Maus: nazismo em quadrinhos


Se você não sabe, o alemão é uma lingua anglo-saxônica. E tem por isso uma semelhança, principalmente na pronúncia, com o inglês. Então eu te desafio, caro leitor: que palavra em inglês Maus te remete? 10 pontos para a Grifinória se você disse Mouse. E é estremamente importante para esse post saber que a palavra que parece ser o oposto de “bons” é apenas “rato” em alemão.

Passado o momento poliglóta vou me direcionar um pouco. Hoje vou mais uma vez dar uma dica de livro pra vocês, mas dessa vez o livro é contado não só por letras e linhas, mas também por quadros e imagens.

Não vou cair no clichê nerd de dizer que HQs não são HQs, são Grafic Novels, acho que hoje em dia um rótulo não pode valer mais do que um conteúdo. Mas chamar Maus de gibi, também não seria conveniente. Gosto de me referir à obra como um livro, não por achar que gibis não podem ser bons (longe disso!), mas pelo fato de ser como livro que ela me conquistou. Seus desenhos são importantes, mas suas falas que emocionam, sempre curtas, sempre marcantes. Apesar disso, o que realmente impressiona em Maus é como o autor, Art Spiegelman, consegue deixar as imagens em segundo plano e justamente revolucionar a literatura… com as próprias.
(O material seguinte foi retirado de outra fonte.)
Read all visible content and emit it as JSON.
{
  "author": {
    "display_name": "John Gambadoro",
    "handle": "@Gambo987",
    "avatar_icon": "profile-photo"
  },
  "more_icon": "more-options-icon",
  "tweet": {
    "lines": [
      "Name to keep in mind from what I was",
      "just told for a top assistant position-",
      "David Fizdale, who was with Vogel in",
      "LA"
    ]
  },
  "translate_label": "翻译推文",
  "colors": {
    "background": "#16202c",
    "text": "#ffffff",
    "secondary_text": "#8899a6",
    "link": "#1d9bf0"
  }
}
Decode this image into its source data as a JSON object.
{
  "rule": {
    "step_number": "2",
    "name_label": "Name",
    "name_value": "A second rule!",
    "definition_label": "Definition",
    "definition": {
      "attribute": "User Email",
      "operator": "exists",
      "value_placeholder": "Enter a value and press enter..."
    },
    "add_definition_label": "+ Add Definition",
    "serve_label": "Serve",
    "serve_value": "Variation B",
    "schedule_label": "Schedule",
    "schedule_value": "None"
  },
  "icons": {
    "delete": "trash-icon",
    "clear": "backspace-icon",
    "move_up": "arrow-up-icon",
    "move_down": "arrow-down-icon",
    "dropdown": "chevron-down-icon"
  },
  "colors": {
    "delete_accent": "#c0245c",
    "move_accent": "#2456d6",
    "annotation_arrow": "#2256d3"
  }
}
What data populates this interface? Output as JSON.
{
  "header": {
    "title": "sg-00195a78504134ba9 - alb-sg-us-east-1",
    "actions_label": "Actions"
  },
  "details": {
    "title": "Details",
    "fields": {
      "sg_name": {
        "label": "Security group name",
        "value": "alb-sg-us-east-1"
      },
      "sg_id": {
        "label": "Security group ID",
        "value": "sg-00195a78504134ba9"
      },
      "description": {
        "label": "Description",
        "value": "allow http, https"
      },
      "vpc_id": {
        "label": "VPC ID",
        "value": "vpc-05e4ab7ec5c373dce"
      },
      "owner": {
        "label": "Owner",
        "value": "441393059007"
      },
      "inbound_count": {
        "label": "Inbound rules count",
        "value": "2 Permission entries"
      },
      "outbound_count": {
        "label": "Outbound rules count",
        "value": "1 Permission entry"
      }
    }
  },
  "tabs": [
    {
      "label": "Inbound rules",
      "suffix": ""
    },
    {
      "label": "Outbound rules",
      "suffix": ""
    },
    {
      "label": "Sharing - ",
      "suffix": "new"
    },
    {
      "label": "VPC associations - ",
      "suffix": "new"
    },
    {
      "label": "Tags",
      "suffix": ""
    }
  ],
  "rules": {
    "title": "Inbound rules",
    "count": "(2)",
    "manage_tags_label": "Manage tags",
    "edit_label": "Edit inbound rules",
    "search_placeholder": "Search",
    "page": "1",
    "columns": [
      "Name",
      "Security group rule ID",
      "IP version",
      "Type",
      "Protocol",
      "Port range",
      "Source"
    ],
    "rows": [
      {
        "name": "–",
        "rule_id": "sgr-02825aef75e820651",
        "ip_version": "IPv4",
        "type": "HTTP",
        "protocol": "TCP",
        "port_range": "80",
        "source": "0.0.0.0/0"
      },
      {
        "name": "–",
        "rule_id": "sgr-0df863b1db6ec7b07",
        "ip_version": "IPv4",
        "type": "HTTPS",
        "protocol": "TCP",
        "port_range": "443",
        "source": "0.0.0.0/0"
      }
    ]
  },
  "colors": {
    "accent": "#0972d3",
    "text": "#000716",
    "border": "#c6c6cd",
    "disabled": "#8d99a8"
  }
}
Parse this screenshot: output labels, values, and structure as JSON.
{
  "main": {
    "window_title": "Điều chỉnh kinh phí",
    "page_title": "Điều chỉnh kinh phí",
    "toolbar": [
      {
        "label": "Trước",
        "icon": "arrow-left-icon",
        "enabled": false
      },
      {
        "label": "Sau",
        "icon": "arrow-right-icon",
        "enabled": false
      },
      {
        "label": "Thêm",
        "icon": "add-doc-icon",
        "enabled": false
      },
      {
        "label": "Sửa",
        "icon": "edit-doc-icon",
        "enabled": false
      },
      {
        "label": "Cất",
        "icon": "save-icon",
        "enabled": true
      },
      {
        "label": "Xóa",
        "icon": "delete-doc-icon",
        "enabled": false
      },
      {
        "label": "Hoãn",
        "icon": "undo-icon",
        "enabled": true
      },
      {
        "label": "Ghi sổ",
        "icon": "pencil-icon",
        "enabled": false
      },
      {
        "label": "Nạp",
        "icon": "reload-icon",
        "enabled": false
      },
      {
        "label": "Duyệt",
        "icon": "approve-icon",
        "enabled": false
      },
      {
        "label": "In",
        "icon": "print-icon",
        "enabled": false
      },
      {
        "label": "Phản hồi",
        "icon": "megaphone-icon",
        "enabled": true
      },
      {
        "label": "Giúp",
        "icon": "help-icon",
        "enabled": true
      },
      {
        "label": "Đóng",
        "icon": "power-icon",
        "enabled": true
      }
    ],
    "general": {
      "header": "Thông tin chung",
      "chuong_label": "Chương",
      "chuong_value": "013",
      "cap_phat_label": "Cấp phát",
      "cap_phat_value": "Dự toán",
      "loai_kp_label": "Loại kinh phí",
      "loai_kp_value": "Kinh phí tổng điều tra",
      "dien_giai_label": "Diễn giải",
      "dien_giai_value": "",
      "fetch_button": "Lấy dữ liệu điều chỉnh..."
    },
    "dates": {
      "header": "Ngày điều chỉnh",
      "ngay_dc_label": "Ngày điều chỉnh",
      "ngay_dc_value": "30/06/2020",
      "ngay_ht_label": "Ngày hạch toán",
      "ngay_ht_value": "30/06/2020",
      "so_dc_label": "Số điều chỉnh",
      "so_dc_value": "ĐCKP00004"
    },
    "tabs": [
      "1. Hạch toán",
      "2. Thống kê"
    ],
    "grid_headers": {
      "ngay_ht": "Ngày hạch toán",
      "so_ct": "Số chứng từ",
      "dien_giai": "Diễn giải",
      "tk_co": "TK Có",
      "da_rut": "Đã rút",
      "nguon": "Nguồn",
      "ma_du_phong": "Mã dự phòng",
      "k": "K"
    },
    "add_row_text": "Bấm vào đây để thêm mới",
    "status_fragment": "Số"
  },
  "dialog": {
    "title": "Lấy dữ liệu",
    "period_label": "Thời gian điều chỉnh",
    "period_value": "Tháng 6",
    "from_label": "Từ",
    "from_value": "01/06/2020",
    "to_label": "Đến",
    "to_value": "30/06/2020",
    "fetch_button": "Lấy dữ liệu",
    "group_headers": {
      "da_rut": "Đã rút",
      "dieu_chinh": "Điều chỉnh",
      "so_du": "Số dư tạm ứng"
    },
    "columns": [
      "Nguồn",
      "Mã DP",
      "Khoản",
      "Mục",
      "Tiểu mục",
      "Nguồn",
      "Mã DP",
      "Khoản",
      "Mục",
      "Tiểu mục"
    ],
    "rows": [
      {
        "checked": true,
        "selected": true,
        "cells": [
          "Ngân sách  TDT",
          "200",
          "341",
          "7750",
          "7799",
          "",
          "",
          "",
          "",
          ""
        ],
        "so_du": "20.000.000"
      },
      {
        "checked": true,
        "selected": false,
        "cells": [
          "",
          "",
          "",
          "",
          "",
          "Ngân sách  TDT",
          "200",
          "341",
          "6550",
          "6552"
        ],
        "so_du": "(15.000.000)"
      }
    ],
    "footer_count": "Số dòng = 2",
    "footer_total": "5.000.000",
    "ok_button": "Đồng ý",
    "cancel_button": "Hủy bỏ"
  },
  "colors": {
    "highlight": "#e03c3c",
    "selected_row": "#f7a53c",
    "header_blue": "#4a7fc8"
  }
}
Digo isso porque a história do livro não é reveladora, surprendente ou coisa do genêro. Muito pelo contrário, o “livro” iria fazer parte da gigantesca corrente judáico-estudounidense que domína as mídias comunicativas desde o final da Segunda Guerra se não surprendesse na maneira que retrata a vida de Vladek Spiegelman.

Os sobrenomes não são iguais por coincidência, a obra é a história do pai do autor, que sentiu na pele o lado judeu do Holocausto. Mas qual é o grande diferencial de Maus que eu tanto falo? Simples, porém genial. Art quando resolveu ilustrar os personagens de seu livro, escolheu substituir pessoas por animais. A conclusão? Uma sensação totalmente nova sobre como eram as relações multiculturais da época. Poloneses judeus são ratos (Há! você achou o porque do título), Alemães nazistas são gatos (dá pra entender o porque né?), Estadounidenses, cachorros, e assim por diante. Spielgelman ilustra situações que fazem sua cabeça girar, quando as atitudes e a trama fazem você realmente acreditar que ali são apenas animais, ele coloca um rato no meio da comida dos judeus, só pra te lembrar que ali são na verdade pessoas… apenas agindo como animais.

Outra coisa que marca Maus é que a narrativa vai desde antes do Holocausto até basicamente os dias atuais, mas sempre te prendendo de forma que vai fazer você ter que parar de ler alguns momentos para não ficar mal, e até mesmo chorar em alguns techos.

Art Spiegelman faturou com a obra dez prêmios de grande nome mundial. Entre eles um Pulitzer (o prêmio maior quando se trata de jornalismo e literatura) e um Eisner (o maior do mundo quando o assunto são HQs), mostrando para o mundo todo que Maus não era só mais uma histórinha, e sim um novo clássico contemporâneo.

Bom é isso por hoje, espero que meus amados Veras gostem dessa obra-prima e que aprendam um pouquinho mais sobre a minha matéria favorita na época da escola: História.

Uma resposta em “Maus: nazismo em quadrinhos

  1. Só passando para retribuir o comentáro e a visita! E po, nazismo nos quadrinhos é bem inusitado, deve ser muito interessante. Abração!